If you are in Naoshima, a side trip to the neighboring Teshima island is highly recommended. We took a 20-minute ferry ride from Miyanoura Port of Naoshima to Ieura Port of Teshima. At the heart of the island is the Teshima Art Museum that is designed by architect Ryue Nishizawa and artist Rei Naito to resemble a drop of water. Other highlights include Christian Boltanski’s “Les Archives du Coeur” and Teshima Yokoo House. Like in Naoshima, you can either take the local bus or rent a bicycle to get around the island.
Ferry from Naoshima to Teshima runs twice a day.
Local bus on Teshima Island where the schedule is quite infrequent and may not even run on days when the art sites are closed.
Upon arrival on Teshima island, we caught the local bus that took us from the port to Teshima Art Museum set on a hill surrounded by terraced rice paddies. The museum, actually more like a giant concrete shelter, features two large elliptical openings in the concrete walls exposed to the elements. It is an architectural feat to have 25 cm thick walls spanning 60 meters free of columns or visible beams. It is such a quiet and breathtaking experience to sit inside the gallery and listen to the water dropping, foliage rustling, and birds chirping. On the floor is Rei Naito’s installation Matrix which includes small discs, marbles together with rainwater and dew collected through the roof of the structure. You can sit for hours in silence just watching the water droplets form and run across the uneven floor to join other droplets forming larger puddles and then being drained away thru invisible holes. Matrix was created almost a decade after Being Given at Kinza House in Naoshima. Unfortunately, no photographs were allowed inside. But regardless, you really have to be there to experience the beauty of it all and no photograph could have done it justice. Teshima Art Museum was definitely my favorite museum on both Teshima and Naoshima.
Rice paddies next to Teshima Art Museum
Cafe and shop on the left and museum on the right
Photo by Noboru Morikawa
Photo by Iwan Baan
Museum cafe and shop
From Teshima Art Museum, we strolled for about half an hour to reach Les Archives du Coeur or the Heart Archives inside a small building on the beach. Christian Boltanski is one artist whose primary purpose in art has been to remind us of our own mortality. Visitors can come and make recordings of their heartbeat as well as listen to other people’s recorded heartbeats echoing in a dark and a bit spooky space. There are mirrors inside the main installation or Heart Room with one bare lightbulb that flickers with each amplified heartbeat. The idea here as the artist puts it is that “it’s impossible to preserve something: you can record the heartbeat of somebody, but you can’t stop them dying.” This project has been touring the world collecting heartbeats that are then stored here in the library of heartbeats in Teshima.

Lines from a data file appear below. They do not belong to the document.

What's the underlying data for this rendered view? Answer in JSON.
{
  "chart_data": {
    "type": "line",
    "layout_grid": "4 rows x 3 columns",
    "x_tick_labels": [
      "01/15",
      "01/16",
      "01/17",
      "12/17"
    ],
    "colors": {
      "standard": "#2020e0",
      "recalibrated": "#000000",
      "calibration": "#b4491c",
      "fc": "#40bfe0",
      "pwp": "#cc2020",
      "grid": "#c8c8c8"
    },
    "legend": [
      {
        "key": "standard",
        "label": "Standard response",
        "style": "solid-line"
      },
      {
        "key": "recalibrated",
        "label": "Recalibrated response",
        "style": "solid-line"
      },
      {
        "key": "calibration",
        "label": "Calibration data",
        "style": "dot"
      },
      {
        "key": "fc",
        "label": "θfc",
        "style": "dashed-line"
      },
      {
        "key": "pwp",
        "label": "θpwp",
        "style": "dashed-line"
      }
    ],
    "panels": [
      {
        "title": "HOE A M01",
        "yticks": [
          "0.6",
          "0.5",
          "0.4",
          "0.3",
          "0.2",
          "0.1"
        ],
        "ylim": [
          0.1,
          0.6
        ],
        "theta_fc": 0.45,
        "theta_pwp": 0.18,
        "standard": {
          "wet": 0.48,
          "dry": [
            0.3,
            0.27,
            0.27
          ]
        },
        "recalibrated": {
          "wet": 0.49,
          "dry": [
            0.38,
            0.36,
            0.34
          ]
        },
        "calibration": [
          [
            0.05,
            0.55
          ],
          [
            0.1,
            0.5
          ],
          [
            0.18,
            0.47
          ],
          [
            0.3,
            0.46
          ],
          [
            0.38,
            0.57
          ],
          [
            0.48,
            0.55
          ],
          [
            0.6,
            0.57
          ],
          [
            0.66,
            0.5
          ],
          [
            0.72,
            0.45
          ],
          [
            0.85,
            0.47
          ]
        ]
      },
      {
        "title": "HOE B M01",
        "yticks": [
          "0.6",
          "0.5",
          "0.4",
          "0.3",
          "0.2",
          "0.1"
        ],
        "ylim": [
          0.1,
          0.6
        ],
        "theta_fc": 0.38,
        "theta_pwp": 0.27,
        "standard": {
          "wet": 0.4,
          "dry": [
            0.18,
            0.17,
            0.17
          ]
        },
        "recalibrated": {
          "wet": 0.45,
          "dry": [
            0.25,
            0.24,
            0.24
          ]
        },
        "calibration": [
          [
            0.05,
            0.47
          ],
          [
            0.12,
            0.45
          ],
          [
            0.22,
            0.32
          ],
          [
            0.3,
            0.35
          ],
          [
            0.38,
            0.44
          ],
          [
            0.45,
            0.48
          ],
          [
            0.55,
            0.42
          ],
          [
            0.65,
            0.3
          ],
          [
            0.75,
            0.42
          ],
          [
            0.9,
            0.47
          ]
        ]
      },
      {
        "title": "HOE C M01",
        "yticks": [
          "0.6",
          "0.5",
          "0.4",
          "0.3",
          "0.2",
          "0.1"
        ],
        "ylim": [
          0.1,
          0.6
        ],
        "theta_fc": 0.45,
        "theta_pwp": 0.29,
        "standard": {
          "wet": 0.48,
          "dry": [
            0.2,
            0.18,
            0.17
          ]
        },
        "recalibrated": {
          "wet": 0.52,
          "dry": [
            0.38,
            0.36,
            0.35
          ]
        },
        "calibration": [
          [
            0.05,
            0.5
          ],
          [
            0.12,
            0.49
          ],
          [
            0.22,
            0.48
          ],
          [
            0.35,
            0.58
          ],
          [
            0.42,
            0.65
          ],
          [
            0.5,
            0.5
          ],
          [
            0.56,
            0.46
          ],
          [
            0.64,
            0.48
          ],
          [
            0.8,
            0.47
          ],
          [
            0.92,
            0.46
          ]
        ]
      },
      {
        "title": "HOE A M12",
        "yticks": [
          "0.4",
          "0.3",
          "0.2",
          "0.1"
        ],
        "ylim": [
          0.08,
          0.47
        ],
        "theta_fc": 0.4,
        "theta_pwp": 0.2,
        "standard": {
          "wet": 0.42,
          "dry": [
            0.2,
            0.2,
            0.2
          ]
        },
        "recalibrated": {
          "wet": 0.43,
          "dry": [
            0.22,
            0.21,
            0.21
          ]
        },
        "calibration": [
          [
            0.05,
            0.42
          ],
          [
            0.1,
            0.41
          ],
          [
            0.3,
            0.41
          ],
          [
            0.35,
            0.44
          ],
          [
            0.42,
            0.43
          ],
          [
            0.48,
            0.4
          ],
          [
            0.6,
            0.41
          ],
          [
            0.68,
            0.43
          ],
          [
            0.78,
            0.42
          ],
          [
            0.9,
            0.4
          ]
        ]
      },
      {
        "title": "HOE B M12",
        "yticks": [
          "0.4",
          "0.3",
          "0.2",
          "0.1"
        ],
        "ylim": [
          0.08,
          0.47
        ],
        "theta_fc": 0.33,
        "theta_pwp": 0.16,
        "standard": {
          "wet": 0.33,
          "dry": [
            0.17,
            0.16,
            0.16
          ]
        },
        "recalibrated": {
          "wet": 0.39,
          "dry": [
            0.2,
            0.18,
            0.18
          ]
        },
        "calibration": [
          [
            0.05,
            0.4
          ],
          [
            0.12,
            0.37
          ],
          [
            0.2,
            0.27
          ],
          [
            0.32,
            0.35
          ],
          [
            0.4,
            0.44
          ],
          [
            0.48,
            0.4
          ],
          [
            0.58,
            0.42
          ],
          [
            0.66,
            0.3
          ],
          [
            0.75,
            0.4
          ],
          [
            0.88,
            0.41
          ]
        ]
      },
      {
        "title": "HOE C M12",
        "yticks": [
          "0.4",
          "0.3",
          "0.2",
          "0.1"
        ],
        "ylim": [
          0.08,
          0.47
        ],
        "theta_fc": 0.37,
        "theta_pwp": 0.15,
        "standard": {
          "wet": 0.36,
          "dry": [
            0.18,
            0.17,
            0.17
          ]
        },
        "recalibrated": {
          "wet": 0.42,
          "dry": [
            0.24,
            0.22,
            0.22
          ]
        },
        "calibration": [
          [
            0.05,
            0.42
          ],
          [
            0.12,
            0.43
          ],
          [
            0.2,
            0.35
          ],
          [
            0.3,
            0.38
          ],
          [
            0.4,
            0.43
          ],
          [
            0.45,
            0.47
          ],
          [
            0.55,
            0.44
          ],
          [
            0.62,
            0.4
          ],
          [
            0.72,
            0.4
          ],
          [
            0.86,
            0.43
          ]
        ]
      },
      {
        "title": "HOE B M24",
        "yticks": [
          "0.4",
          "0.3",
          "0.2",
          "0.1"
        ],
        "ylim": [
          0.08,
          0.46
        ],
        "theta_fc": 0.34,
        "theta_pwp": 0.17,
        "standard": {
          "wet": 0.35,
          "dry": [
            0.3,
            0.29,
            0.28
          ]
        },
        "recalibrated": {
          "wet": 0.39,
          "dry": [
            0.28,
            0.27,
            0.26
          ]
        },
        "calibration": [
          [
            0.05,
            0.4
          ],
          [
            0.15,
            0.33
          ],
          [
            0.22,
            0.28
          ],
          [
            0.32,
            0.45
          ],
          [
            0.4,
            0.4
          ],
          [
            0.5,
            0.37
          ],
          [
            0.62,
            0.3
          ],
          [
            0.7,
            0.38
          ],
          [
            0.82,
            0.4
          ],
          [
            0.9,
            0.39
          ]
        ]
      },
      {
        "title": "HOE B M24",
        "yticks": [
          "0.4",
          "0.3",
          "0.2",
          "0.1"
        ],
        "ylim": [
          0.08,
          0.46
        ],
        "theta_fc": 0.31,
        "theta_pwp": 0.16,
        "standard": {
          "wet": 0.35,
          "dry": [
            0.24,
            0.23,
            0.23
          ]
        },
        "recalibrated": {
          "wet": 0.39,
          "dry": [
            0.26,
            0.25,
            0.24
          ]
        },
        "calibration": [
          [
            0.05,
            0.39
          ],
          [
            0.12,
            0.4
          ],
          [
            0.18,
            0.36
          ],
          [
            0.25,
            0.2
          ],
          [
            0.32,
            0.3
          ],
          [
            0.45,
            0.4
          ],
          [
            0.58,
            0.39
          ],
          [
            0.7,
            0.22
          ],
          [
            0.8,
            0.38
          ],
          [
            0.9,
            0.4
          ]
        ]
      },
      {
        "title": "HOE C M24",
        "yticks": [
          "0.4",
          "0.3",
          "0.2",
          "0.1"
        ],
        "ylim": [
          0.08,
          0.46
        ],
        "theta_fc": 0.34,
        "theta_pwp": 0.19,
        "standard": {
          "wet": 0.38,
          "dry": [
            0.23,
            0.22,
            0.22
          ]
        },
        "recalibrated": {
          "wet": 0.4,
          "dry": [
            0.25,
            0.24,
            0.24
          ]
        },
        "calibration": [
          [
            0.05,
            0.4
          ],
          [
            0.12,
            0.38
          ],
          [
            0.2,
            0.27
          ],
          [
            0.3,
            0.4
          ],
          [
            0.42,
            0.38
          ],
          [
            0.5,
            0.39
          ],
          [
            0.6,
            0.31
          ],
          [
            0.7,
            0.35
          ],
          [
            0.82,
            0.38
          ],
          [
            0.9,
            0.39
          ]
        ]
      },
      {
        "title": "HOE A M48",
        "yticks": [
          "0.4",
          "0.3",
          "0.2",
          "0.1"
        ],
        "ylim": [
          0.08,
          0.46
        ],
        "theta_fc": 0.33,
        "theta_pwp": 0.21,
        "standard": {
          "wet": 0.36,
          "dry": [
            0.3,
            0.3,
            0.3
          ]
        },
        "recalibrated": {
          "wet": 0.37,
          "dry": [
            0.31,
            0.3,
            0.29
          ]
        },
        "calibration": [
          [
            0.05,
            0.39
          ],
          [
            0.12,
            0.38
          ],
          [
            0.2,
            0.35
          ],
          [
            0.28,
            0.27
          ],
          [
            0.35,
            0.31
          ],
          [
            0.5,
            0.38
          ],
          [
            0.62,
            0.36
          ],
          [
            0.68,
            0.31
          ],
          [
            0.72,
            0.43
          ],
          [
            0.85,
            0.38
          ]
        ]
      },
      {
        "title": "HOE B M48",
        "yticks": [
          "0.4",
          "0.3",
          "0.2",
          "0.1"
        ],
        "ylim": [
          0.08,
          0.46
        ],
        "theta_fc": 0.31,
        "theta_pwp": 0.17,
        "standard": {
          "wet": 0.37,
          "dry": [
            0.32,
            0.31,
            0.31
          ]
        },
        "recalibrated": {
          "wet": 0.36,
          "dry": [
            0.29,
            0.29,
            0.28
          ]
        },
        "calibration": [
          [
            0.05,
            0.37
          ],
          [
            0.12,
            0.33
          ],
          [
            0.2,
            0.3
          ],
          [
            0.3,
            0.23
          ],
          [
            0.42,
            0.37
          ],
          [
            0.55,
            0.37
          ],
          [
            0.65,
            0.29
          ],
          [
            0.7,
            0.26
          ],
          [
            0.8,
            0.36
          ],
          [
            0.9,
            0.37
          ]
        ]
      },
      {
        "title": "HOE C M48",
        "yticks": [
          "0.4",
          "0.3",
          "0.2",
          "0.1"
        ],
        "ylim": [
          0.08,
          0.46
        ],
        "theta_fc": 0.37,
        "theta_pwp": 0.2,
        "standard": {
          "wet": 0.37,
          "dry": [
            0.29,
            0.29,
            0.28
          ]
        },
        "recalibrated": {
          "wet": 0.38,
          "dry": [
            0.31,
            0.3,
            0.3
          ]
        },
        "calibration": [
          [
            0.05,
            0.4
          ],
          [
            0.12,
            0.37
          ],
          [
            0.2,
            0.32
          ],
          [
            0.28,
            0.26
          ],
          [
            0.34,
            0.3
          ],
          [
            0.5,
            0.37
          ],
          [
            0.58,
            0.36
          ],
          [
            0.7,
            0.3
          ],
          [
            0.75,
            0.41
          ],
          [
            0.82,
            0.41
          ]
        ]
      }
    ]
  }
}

Walking down from Teshima Art Museum towards Karato Port and Les Archives du Coeur.
Beach where you can find Les Archives du Coeur
Les Archives du Coeur
A perfectly framed view
Listening room where you can search for previously recorded heartbeats.
Heart Room. Photo courtesy of benesse-artsite.jp
We decided not to record our heartbeats but did manage to find some of our friends’. After listening to some heartbeats and reflecting on the concept of mortality, we walked to nearby Karato Port to wait for the bus to take us back to Ieura Port. About 5-minute walk from Ieura Port is Teshima Yokoo House composed of three one-storey old houses that have been renovated and repurposed. Teshima Yokoo House is the collaboration between graphic designer Tadanori Yokoo and architect Yuko Nagayama with the theme of life and death. There is a tall circular tower filled with panels of waterfalls with a mirrored floor. The main structure has translucent red panels everywhere, chrome bathrooms, and a bright iridescent rock garden. In fact, the museum even offers funeral and cremation services to the community.
Teshima Yokoo House
Photo courtesy of benesse-artsite.jp
Inside the Teshima Yokoo House Tower. Photo by Nobutada Omote
Teshima Island
There are another 6 or so smaller installations on Teshima island but are only open on Saturdays and Sundays. I had wanted to see the Tom Na H-iu installation but unfortunately it was closed for renovation during our visit. Tom Na H-iu is a 15-foot Celtic monolith standing in a pond surrounded by the bamboo forest. This monolith is made of opalescent glass with LEDs inside that blinks every time the Super-Kamiokande Neutrino Observatory detects neutrinos from the death of stars.
Tom Na H-iu. Photo courtesy of benesse-artsite.jp
After about 3 hours on Teshima island, we boarded the ferry that took us back to Naoshima. There is much less here than in Naoshima but just coming here to see the Teshima Art Museum is already worth the journey.
I am no connoisseur of art but I thoroughly enjoyed this short visit to Naoshima and Teshima and actually instilled in me a newfound appreciation of art, especially contemporay art, in its various forms.